What is contaminated land?
The issue of contaminated land can have a large significance on commercial property transactions. If the land in question is contaminated, or there is a risk that it is contaminated, a potential buyer may not want to proceed with the purchase.
A piece of land is said to be contaminated when, according to the local authority, substances in, on, or under it:
- Cause significant harm to be done, or raise a significant possibility of such harm being done; or
- Lead to the pollution of controlled waters or the likelihood of such pollution.
Harm is defined as 'harm to the health of living organisms or other interference with the ecological systems of which they form part and, in case of man, includes harm to his property'.

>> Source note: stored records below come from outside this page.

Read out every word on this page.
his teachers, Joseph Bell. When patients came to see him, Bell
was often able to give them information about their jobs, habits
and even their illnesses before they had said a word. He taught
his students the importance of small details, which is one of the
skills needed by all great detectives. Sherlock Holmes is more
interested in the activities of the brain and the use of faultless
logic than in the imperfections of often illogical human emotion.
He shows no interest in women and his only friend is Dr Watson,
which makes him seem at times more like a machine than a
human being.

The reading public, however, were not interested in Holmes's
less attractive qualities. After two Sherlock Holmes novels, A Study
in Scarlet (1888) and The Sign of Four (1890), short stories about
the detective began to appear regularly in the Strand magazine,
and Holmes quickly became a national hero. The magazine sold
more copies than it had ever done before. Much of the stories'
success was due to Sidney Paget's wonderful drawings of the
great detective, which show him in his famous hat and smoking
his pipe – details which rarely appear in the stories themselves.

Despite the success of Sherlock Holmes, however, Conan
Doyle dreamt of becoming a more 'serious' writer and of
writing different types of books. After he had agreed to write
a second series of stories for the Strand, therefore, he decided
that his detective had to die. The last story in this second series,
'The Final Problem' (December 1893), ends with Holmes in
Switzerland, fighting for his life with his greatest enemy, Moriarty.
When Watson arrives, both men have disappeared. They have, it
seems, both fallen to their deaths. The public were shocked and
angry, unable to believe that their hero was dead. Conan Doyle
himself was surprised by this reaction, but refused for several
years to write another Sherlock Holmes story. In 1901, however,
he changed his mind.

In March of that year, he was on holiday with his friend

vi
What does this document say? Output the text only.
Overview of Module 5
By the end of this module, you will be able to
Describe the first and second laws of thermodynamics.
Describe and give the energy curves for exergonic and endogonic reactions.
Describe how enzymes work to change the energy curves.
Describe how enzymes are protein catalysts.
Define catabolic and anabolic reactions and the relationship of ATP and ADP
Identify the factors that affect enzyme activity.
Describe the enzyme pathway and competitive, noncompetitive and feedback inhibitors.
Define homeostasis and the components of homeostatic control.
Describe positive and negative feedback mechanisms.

Consequences of contaminated land
The presence of contamination in land can have serious implications. To put it in financial terms, contamination makes it more difficult to sell or mortgage the land. Furthermore, the use of the land for certain purposes may be impossible or only possible if extensive and expensive clean-up works are undertaken. Legally speaking, there are a number of risks associated with contaminated land:
- Potential civil liability for damage resulting from migrating pollution. If a landowner should have foreseen the consequences of any migrating pollution, they will be liable for any damage caused without any further proof of fault or negligence being required
- Potential criminal liability for offences resulting from migrating pollution
- If an offence is committed by a company, then any of its directors, managers, or secretaries may be held liable if they are shown to have consented to, or conspired in, the migrating pollution, and/or if they are shown to be negligent
- Planning constraint restricting the scope of development of contaminated land
Reducing the risk
Given the financial and legal consequences of contaminated land, those involved in commercial property transactions should take every possible step to ensure that the site they are buying, leasing or accepting as security for a loan is not contaminated. If it is contaminated, appropriate measures should be taken to protect the buyer in the transaction. These are a summary of the steps to be taken:
- Make enquiries with the various regulatory bodies such as local authorities and the Scottish Environmental Protection Agency to see if any pollution incidents have occurred on the site
- Make enquiries with the occupier(s) of the site
- Research the previous planning history of the site
- Check through the title deeds to see if there are any documents relating to previous use of land. For example, a history of heavy industrial use will give greater cause for concern than one of agricultural use
- Obtain an environmental search over the property
Conduct a survey
If the document check establishes the likelihood of contamination, a survey of the site may be considered. This will be expensive but the risks involved are great which may justify the costs.
Drafting of documents
The buyer may consider inserting the following terms into a commercial sale and purchase of land contract in order to provide for contamination:
- Make the contract conditional on satisfactory site investigation or on clean-up by the seller
- Include an indemnity from the seller against any future clean-up costs or against damages which are payable as a result of past contamination or pollution (i.e. the seller would have to pay the buyer whatever it cost the buyer to correct the problem)
- Include a warranty from the seller that they have no knowledge of any pollution being present on the site and that they have made full disclosure to the buyer of all relevant information
Depending on the bargaining power of the parties, a buyer may seek a reduction in the purchase price to cover the likely clean-up costs. If the buyer considers the risk too high, they can withdraw from the transaction altogether.